Unfortunately, it didn't work out so well as a journal entry. Often I'd just totally forget to log what happened for a few hours, leaving weird gaps and mysterious inconsistencies in my accounting of time. Once I just fell asleep for 6 hours. Worse, most of the notes I kept were really trifling little blobs; they aren't interesting to anyone who isn't working on the project. After a while, I started just interjecting stupid thoughts and observations, and it became a mass of jumbled idiocy that was neither fun nor informative to read.
So I chucked it out. There really wasn't much use to it, and it wasn't worth the time.

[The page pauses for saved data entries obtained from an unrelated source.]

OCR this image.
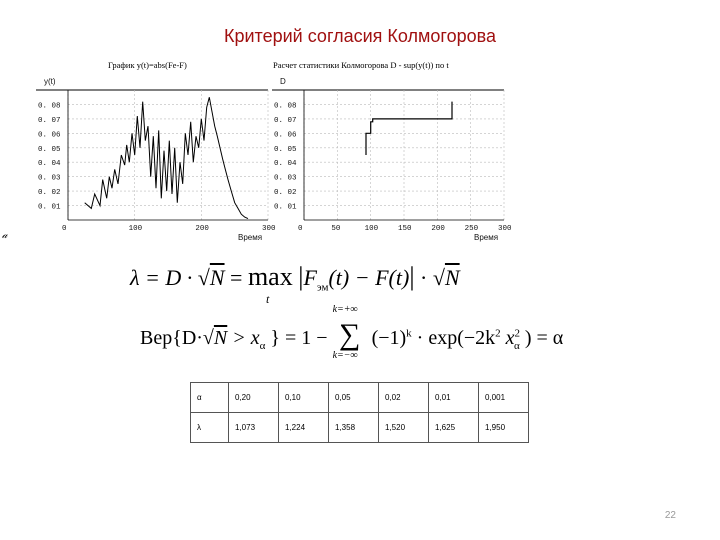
Критерий согласия Колмогорова
График y(t)=abs(Fe-F)
y(t)
0. 01
0. 02
0. 03
0. 04
0. 05
0. 06
0. 07
0. 08
0	100	200	300
Время
Расчет статистики Колмогорова D - sup(y(t)) по t
D
0. 01
0. 02
0. 03
0. 04
0. 05
0. 06
0. 07
0. 08
0	50	100	150	200	250	300
Время
𝒶
λ = D · √N = max
t
$|F_{эм}(t) - F(t)| \cdot √N$
$Вер\{D\cdot√N > x_\alpha$ } = 1 −
k=+∞
∑
k=−∞
$(-1)^k \cdot \exp(-2k^2$ $x^2_\alpha$ ) = α
α	0,20	0,10	0,05	0,02	0,01	0,001
λ	1,073	1,224	1,358	1,520	1,625	1,950
22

That's not what I find interesting, though. One curious side-effect was how it affected my work patterns. I started to see little web-surfing breaks as massive chunks of time, rather than just vague "oh, look, it's getting dark out and I still haven't done any work." Quantifying the amount of time I spent working and goofing off really made me feel like an idiot for slacking around too much, so I ended up doing a lot more work instead.
That much wasn't too surprising - time logging is a well-known technique for time management. What was really different was the way my thought process was affected. In taking notes on what I was doing, I had to justify aloud some of my design decisions. Now these decisions are all made with discussion and agreement from the rest of the team, so they're by no means arbitrary and off-the-cuff things. Yet, when I started trying to explain them in a way that would make sense to an outsider, I started seeing all kinds of new opportunities to make even better decisions.

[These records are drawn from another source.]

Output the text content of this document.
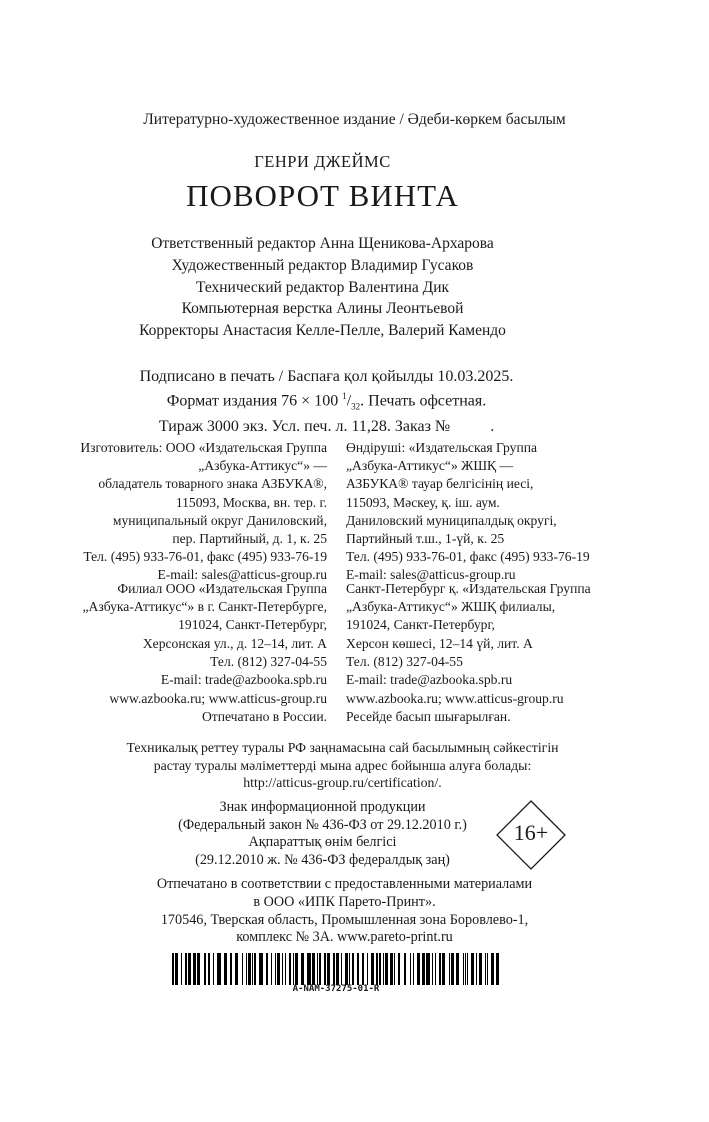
Литературно-художественное издание / Әдеби-көркем басылым
ГЕНРИ ДЖЕЙМС
ПОВОРОТ ВИНТА
Ответственный редактор Анна Щеникова-Архарова
Художественный редактор Владимир Гусаков
Технический редактор Валентина Дик
Компьютерная верстка Алины Леонтьевой
Корректоры Анастасия Келле-Пелле, Валерий Камендо
Подписано в печать / Баспаға қол қойылды 10.03.2025.
Формат издания 76 × 100 $^1/_{32}$. Печать офсетная.
Тираж 3000 экз. Усл. печ. л. 11,28. Заказ №          .
Изготовитель: ООО «Издательская Группа
„Азбука-Аттикус“» —
обладатель товарного знака АЗБУКА®,
115093, Москва, вн. тер. г.
муниципальный округ Даниловский,
пер. Партийный, д. 1, к. 25
Тел. (495) 933-76-01, факс (495) 933-76-19
E-mail: sales@atticus-group.ru
Өндіруші: «Издательская Группа
„Азбука-Аттикус“» ЖШҚ —
АЗБУКА® тауар белгісінің иесі,
115093, Мәскеу, қ. іш. аум.
Даниловский муниципалдық округі,
Партийный т.ш., 1-үй, к. 25
Тел. (495) 933-76-01, факс (495) 933-76-19
E-mail: sales@atticus-group.ru
Филиал ООО «Издательская Группа
„Азбука-Аттикус“» в г. Санкт-Петербурге,
191024, Санкт-Петербург,
Херсонская ул., д. 12–14, лит. А
Тел. (812) 327-04-55
E-mail: trade@azbooka.spb.ru
Санкт-Петербург қ. «Издательская Группа
„Азбука-Аттикус“» ЖШҚ филиалы,
191024, Санкт-Петербург,
Херсон көшесі, 12–14 үй, лит. А
Тел. (812) 327-04-55
E-mail: trade@azbooka.spb.ru
www.azbooka.ru; www.atticus-group.ru
Отпечатано в России.
www.azbooka.ru; www.atticus-group.ru
Ресейде басып шығарылған.
Техникалық реттеу туралы РФ заңнамасына сай басылымның сәйкестігін
растау туралы мәліметтерді мына адрес бойынша алуға болады:
http://atticus-group.ru/certification/.
Знак информационной продукции
(Федеральный закон № 436-ФЗ от 29.12.2010 г.)
Ақпараттық өнім белгісі
(29.12.2010 ж. № 436-ФЗ федералдық заң)
16+
Отпечатано в соответствии с предоставленными материалами
в ООО «ИПК Парето-Принт».
170546, Тверская область, Промышленная зона Боровлево-1,
комплекс № 3А. www.pareto-print.ru
A-NAM-37275-01-R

Discussing and verbalizing design decisions is not a surprising new technique, either; I've been doing it for years. It's part of why team programming (and micro-scale practices like pair programming) is such an effective tool when used correctly. It's a sort of extra mind to make sure that everything is sane and sensible.

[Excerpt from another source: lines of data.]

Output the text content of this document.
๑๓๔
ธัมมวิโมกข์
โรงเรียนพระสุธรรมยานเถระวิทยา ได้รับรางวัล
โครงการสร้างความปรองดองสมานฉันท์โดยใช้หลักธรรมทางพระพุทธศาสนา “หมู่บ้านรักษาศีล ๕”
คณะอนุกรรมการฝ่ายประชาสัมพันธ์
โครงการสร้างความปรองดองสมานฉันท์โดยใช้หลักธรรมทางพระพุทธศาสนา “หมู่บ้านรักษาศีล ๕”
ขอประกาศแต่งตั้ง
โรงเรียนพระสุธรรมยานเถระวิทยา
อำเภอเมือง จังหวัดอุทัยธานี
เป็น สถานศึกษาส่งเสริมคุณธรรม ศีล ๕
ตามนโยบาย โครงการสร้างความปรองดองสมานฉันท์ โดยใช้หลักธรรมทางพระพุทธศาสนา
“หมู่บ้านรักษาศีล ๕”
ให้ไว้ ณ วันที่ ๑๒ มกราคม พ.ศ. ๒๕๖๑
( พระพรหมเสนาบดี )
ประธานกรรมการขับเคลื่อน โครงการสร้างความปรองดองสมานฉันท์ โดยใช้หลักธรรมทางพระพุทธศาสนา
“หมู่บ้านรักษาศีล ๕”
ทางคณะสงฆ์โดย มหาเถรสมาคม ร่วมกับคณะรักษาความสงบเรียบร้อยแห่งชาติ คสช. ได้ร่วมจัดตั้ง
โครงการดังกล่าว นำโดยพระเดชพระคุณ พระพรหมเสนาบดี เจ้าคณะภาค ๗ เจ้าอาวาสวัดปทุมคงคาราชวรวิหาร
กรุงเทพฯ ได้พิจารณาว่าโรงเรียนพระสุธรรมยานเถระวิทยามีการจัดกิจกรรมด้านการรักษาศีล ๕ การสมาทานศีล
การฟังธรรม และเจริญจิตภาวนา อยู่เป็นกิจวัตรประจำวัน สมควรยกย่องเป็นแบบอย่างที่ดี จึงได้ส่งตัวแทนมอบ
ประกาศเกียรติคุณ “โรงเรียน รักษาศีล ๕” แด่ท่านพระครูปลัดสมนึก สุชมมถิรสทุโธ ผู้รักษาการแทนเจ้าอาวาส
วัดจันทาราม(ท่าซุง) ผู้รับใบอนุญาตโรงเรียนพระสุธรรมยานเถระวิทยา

So often, though, that extra mind is an insider, and if one insider is prone to make some oversight or bad decision, another insider is just as vulnerable. We all get so involved in the system that we can't see beyond it, and at some points, even peer-review won't catch the really deep, subtle, and subconscious assumptions that give designs the most trouble.
When I get into a system, learn it, and start to develop a zone-sense for it, I get a sort of holistic, top-down feel for how it all works. I have an intuitive feel for what will happen if I poke the system in certain ways, and that by and large is how I do design. For the most part, this works great; but the danger is that one can get too accustomed to that sense. One might know how the system works now, but when doing refactoring and redesign, that is not enough information. You have to know what else could be. A redesign requires you to step outside the system, look at all of the truly available options, and consider them objectively. Getting stuck in a rut of "how it already works" can be deadly.
So, the next time you go to adjust a design, develop multiple personalities. Create an imaginary friend that has never touched your system before, knows nothing about the design, and maybe even isn't a programmer/designer. Then justify everything you do to this imaginary friend. Avoid the temptation to make excuses and empty rationalizations; really sell this guy on what you're doing, and why it's the best possible choice.